I looked up at the assembled faces. “Anybody happen to have a flashlight?”
The second trooper handed one down. I stooped a bit, leaned over the black square, and shined the light downward.
Instant vertigo. The shaft descended what had to be at least eighty or ninety feet. As I lurched back I caught a glimpse of two things. A vertical, rusty track with shiny edges; and a big, rusty wheel with what looked to be a very large bicycle chain running in a channel.
“What you got?” croaked Lamar.
“Just a second,” I said. “I hate heights.”
“In a hole?” asked Sally.
“It's a high damned hole,” I replied, irritated. “Just give me a minute.” I took a deep breath, and got down on my stomach, and crawled forward, toward the edge of the shaft. As I did, I heard Sally wondering aloud how you could have a high hole.
Being so solidly supported, I could look down. Sure enough. The wheel, chain, and rails were part of the elevating mechanism. As I looked all the way down, I thought I could see something at the bottom. Probably the car Toby referred to. I also noted that the chain seemed to be oiled. I backed out.
“It goes way down, there's rails and a chain, and I think I can see some sort of car or box thing at the bottom.”
“That's it,” said Toby.
“Can we climb down there?” asked Lamar.
“No,” I said emphatically. “No way.” I simply wasn't about to try a climbing descent to the bottom of that shaft. Not at any price.
“Use the box,” suggested Toby.
“What box?”
“Inside the door, to the left.”
I looked in again. Sure enough, in the corner was a dark gray electrical box, labeled “Square D,” with a lever on its right.
“How does it work?”
“Just pull the lever up or down… whatever way it ain't now,” advised Toby. “It'll bring the car up for you.”
The problem with simple solutions is that they sometimes hide complex problems just under the surface. That was the case here. First, I wasn't sure that I wanted to alert Dan Peale that we were coming after him. If he heard the elevator, and if Huck was still alive, that could easily cause him to kill her. Second, I had no idea what we would find at the bottom, so I didn't know how many of us should be going.
We stationed Borman and Byng at the top of the shaft, as the rest of us backed off and questioned Toby.
We were in a hurry, but we really needed the basic layout of what Toby called “the crypt.”
He said the elevator shaft went to a section of the sand mine that had been closed off for years. There were five big chambers, and Dan had appropriated two of them.
“They're both on your right as you get off,” said Toby.
“Dan got any guns down there?” asked Lamar.

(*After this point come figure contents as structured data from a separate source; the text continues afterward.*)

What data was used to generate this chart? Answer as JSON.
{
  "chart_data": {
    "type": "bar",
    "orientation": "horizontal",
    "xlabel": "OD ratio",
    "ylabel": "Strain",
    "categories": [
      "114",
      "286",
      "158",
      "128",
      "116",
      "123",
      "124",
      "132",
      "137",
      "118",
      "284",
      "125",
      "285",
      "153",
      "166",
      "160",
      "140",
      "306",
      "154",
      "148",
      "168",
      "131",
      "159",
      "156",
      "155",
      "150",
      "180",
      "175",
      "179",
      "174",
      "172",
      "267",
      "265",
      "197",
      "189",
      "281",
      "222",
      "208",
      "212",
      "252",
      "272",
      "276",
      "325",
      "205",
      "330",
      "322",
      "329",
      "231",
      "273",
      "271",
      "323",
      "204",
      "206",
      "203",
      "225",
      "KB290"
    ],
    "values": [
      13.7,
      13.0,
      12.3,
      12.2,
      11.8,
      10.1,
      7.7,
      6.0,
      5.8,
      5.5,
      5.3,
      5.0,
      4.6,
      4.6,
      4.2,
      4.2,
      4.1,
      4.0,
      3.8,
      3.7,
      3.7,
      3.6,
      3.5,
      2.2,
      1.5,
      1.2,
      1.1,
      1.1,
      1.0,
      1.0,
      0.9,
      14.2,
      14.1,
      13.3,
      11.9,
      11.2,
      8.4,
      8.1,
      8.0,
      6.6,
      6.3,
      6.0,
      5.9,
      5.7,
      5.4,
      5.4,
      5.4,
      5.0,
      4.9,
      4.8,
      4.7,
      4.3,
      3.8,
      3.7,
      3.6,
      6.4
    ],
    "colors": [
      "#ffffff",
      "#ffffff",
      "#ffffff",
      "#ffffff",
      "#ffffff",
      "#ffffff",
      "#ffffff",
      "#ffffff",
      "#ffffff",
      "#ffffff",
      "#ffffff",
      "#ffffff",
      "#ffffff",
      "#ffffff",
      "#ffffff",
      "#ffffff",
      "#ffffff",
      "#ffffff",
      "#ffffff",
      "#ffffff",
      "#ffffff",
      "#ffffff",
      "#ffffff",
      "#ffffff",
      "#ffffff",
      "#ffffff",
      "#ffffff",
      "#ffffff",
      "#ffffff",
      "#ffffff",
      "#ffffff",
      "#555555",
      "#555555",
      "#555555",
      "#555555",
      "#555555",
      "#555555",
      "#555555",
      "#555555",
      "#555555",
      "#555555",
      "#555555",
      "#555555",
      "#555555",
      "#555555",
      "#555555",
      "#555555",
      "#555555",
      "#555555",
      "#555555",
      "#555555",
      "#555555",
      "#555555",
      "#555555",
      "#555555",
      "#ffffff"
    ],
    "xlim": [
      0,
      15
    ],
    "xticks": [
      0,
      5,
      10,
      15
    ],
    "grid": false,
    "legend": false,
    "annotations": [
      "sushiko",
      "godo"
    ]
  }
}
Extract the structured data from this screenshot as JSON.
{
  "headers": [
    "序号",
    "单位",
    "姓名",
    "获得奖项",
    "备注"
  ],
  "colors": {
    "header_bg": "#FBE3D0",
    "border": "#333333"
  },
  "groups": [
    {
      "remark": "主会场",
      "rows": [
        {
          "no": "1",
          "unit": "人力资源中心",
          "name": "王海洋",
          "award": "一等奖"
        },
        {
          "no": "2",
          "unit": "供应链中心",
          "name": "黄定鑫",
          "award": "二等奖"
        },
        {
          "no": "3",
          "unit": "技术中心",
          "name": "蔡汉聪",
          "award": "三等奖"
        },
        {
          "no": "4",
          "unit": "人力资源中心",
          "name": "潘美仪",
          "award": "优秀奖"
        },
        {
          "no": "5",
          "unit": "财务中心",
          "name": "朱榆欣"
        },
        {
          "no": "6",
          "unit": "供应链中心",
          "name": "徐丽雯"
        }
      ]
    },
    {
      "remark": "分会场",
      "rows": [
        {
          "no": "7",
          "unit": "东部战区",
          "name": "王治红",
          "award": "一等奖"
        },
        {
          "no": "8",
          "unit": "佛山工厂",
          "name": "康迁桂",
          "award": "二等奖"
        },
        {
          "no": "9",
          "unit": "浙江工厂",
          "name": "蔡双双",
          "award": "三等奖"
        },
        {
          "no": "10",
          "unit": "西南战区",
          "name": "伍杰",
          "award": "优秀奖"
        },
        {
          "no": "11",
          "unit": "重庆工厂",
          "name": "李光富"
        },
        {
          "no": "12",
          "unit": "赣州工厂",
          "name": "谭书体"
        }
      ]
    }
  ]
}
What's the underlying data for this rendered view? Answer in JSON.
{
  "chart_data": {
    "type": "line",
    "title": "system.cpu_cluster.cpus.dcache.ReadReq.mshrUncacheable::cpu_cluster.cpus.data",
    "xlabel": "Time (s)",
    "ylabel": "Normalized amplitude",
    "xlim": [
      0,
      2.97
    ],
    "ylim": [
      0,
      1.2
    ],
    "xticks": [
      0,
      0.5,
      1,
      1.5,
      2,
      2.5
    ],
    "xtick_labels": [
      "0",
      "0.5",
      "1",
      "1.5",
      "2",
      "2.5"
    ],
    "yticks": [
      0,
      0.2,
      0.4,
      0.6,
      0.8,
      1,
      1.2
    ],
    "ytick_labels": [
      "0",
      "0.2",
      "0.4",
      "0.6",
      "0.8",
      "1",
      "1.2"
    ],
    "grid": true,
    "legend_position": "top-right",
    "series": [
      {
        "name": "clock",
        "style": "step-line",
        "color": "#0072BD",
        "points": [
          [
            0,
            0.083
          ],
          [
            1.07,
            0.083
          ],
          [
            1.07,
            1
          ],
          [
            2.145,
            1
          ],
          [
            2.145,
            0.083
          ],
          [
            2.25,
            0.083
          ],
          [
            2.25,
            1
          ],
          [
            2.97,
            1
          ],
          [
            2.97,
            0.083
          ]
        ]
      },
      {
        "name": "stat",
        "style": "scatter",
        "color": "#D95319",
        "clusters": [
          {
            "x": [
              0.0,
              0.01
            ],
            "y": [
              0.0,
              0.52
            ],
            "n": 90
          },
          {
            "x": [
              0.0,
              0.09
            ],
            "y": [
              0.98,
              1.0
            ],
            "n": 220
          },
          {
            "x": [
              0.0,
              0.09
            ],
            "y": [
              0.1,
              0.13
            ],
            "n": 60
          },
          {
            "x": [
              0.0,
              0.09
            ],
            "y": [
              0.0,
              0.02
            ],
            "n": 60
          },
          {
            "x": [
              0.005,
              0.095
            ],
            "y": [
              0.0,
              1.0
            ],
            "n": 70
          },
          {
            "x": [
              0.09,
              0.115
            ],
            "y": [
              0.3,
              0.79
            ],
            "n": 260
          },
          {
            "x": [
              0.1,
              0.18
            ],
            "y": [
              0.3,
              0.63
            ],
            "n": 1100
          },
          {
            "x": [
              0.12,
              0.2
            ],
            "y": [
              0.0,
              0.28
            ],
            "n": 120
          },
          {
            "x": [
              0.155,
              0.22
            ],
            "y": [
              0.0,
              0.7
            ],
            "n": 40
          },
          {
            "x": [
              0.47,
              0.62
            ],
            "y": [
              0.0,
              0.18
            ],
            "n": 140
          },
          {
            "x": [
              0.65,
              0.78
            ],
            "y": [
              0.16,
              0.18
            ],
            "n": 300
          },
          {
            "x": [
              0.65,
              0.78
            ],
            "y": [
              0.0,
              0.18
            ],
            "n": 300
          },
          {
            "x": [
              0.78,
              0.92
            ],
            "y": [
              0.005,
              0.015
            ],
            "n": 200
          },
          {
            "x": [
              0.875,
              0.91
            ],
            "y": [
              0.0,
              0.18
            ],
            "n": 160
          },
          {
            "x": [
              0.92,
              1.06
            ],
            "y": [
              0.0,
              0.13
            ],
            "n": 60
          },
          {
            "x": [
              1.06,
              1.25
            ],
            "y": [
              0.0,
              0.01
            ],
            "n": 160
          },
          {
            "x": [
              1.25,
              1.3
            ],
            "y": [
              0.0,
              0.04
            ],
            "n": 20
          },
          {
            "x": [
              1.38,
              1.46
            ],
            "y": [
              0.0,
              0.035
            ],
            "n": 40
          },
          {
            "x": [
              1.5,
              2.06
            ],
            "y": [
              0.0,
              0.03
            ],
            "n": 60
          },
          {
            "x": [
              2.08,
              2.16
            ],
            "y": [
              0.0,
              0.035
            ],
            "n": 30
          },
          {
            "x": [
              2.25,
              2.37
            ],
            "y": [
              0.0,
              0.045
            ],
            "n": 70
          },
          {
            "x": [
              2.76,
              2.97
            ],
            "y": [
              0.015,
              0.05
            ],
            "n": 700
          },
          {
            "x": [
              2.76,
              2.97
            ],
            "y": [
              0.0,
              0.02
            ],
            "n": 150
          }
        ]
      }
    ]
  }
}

“Guns? No way. He doesn't need guns. You'll see.”
“Knives, though?” I asked.
“Yeah. He's got knives.”
I wanted to ask why the knives if he didn't need guns, but didn't. Time was short.
“How do you see down there?” I asked.
“Turn on the lights,” he said.
“What?”
“Yeah. I mean, nobody uses the mine, but it still has power. For inspections, I guess. We just tapped into the wires in the main part of the mine. That's all.”
Well, sure. “And that's what powers the elevator?”
“Yeah.”
“How loud is it?” asked Lamar.
Toby looked bewildered. “I don't know… compared to what?”
“Can Dan hear it coming down, Toby?” I asked, as patiently as I could.
“Oh! Oh, I think so. Yeah, unless he's in the far chamber, and then if he has the music on, probably not… ”
“Music?”
“Yeah. Dan plays the music really loud when he gets into a mood. Hey,” he said. “He's got all the comforts of home. You're gonna be surprised at what's all down there. It's beautiful!”
“I expect I will,” I said. Then I tossed him a tough one. “Is that where Edie was killed? Is it the crypt?”